Und immer wieder berührten seine blonden Haare meine Wange. Ein wohliges Gefühl breitete sich in mir aus und ich genoss diesen Augenblick. Ich genoss diesen Moment. Ich genoss dieses Gefühl was eine einzelne Berührung des Hauptmannes in mir auslöste.
Wann war ich das letzte mal so entspannt? Wann hatte ich mich das letzte mal so wohl gefühlt?
Ich wusste es nicht.
Die Sonne versetzte die Lichtung in ein goldenes Licht und ich kuschelte mich noch enger an Haldir.
Dieser drehte mich langsam um und sah in meine Augen. Ich versank regelrecht in seinem Blick und lächelnd schaute ich zu ihm auf.
Der Lorienelb kam mir nun immer näher und keine Hand hätte mehr zwischen unsere Gesichter gepasst.
„Darf ich?“
„Ja“, hauchte ich ihm entgegen und keine Sekunde später spürte ich seine Lippen auf meinen.

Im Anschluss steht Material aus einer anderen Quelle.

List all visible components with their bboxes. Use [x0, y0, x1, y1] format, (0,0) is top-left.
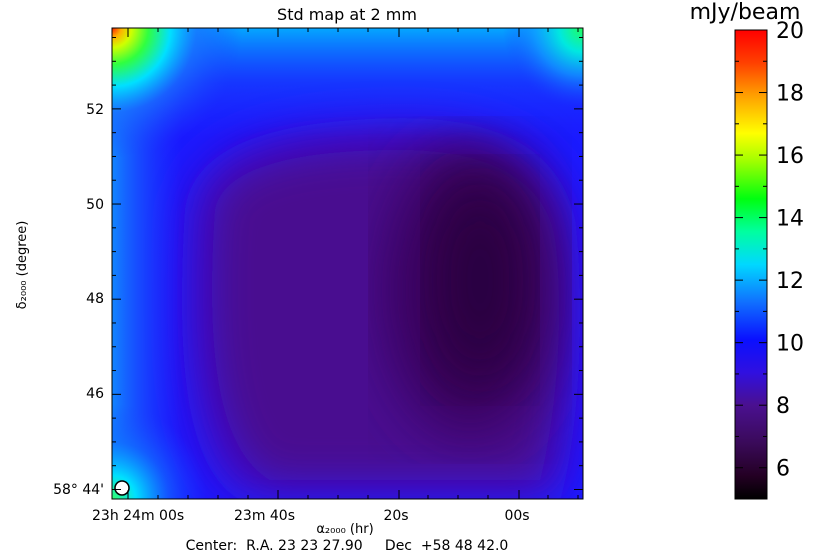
y-tick-label-50: 50: [86, 197, 104, 213]
y-tick-label-48: 48: [86, 291, 104, 307]
center-coordinates: Center: R.A. 23 23 27.90 Dec +58 48 42.0: [186, 538, 509, 554]
x-tick-label-23m40s: 23m 40s: [234, 508, 295, 524]
x-axis-label: α₂₀₀₀ (hr): [316, 522, 373, 537]
heatmap-image: [112, 28, 583, 499]
beam-marker: [114, 480, 130, 496]
x-tick-label-20s: 20s: [383, 508, 408, 524]
colorbar-ticks: 6 8 10 12 14 16 18 20: [735, 19, 804, 500]
axis-ticks: [112, 28, 583, 499]
colorbar-tick-label: 10: [776, 332, 804, 357]
colorbar-tick-label: 8: [776, 394, 790, 419]
x-tick-label-24m00s: 23h 24m 00s: [92, 508, 184, 524]
y-tick-label-52: 52: [86, 102, 104, 118]
y-axis-label: δ₂₀₀₀ (degree): [15, 221, 30, 310]
colorbar-unit-label: mJy/beam: [690, 0, 801, 25]
y-tick-label-44: 58° 44': [53, 482, 104, 498]
colorbar: [734, 29, 768, 500]
y-tick-label-46: 46: [86, 386, 104, 402]
colorbar-tick-label: 14: [776, 207, 804, 232]
x-tick-label-00s: 00s: [504, 508, 529, 524]
colorbar-tick-label: 18: [776, 82, 804, 107]
colorbar-tick-label: 16: [776, 144, 804, 169]
chart-title: Std map at 2 mm: [277, 5, 417, 24]
colorbar-tick-label: 12: [776, 269, 804, 294]
plot-frame: [111, 27, 584, 500]
colorbar-tick-label: 20: [776, 19, 804, 44]
colorbar-tick-label: 6: [776, 457, 790, 482]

Nun ließ er auch meine Handgelenke los und ich schlang meine Arme um seinen Oberkörper. Das gleiche tat er bei mir.
Zuerst vorsichtig doch dann entschlossener küssten wir uns.
Nach diesem fantastischen Kuss vergrub ich mein Gesicht an seiner Brust und drückte mich gegen ihn.
Noch bis kurz vor Sonnenuntergang saßen wir still und eng umschlungen auf der versteckten Waldlichtung.
Dann verband mir Haldir wieder die Augen und trug mich durch die vielen Bäume, bis er mich wieder auf den Rücken des Pferdes hob und wir zurück ritten.